Patrick M. Carter and Rebecca M. Cunningham are with the Department of Emergency Medicine, School of Medicine, University of Michigan, Ann Arbor. Jonathan D. Rupp, Carol A. C. Flannagan, and C. Raymond Bingham are with the University of Michigan Transportation Research Institute, Ann Arbor.

Copyright

(Copyright © 2015, American Public Health Association)

DOI

10.2105/AJPH.2014.302445

PMID

25790385

Abstract

OBJECTIVES: We estimated the injury prevention impact and cost savings associated with alcohol interlock installation in all new US vehicles.

METHODS: We identified fatal and nonfatal injuries associated with drinking driver vehicle crashes from the Fatality Analysis Reporting System and National Automotive Sampling System's General Estimates System data sets (2006-2010). We derived the estimated impact of universal interlock installation using an estimate of the proportion of alcohol-related crashes that were preventable in vehicles < 1 year-old. We repeated this analysis for each subsequent year, assuming a 15-year implementation. We applied existing crash-induced injury cost metrics to approximate economic savings, and we used a sensitivity analysis to examine results with varying device effectiveness.

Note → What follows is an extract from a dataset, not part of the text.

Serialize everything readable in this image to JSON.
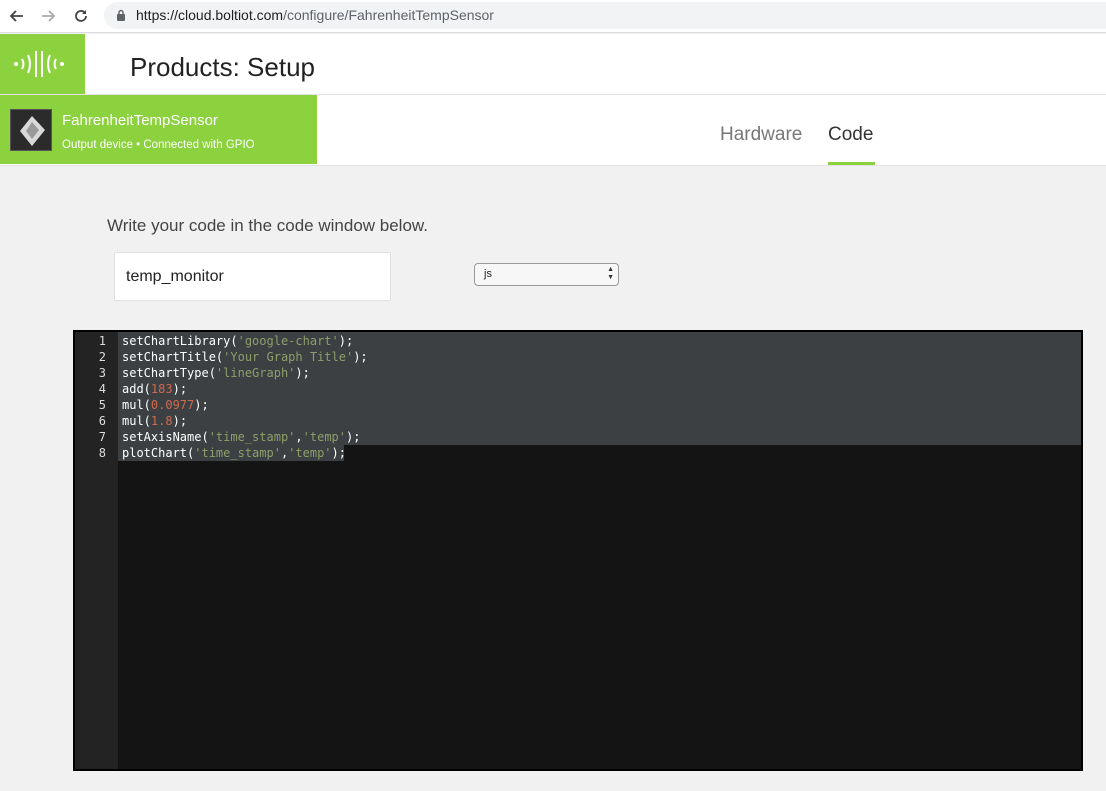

RESULTS: Over 15 years, 85% of crash fatalities (> 59 000) and 84% to 88% of nonfatal injuries (> 1.25 million) attributed to drinking drivers would be prevented, saving an estimated $342 billion in injury-related costs, with the greatest injury and cost benefit realized among recently legal drinking drivers. Cost savings outweighed installation costs after 3 years, with the policy remaining cost effective provided device effectiveness remained above approximately 25%.

CONCLUSIONS: Alcohol interlock installation in all new vehicles is likely a cost-effective primary prevention policy that will substantially reduce alcohol-involved crash fatalities and injuries, especially among young vulnerable drivers. (Am J Public Health. Published online ahead of print March 19, 2015: e1-e8. doi:10.2105/AJPH.2014.302445).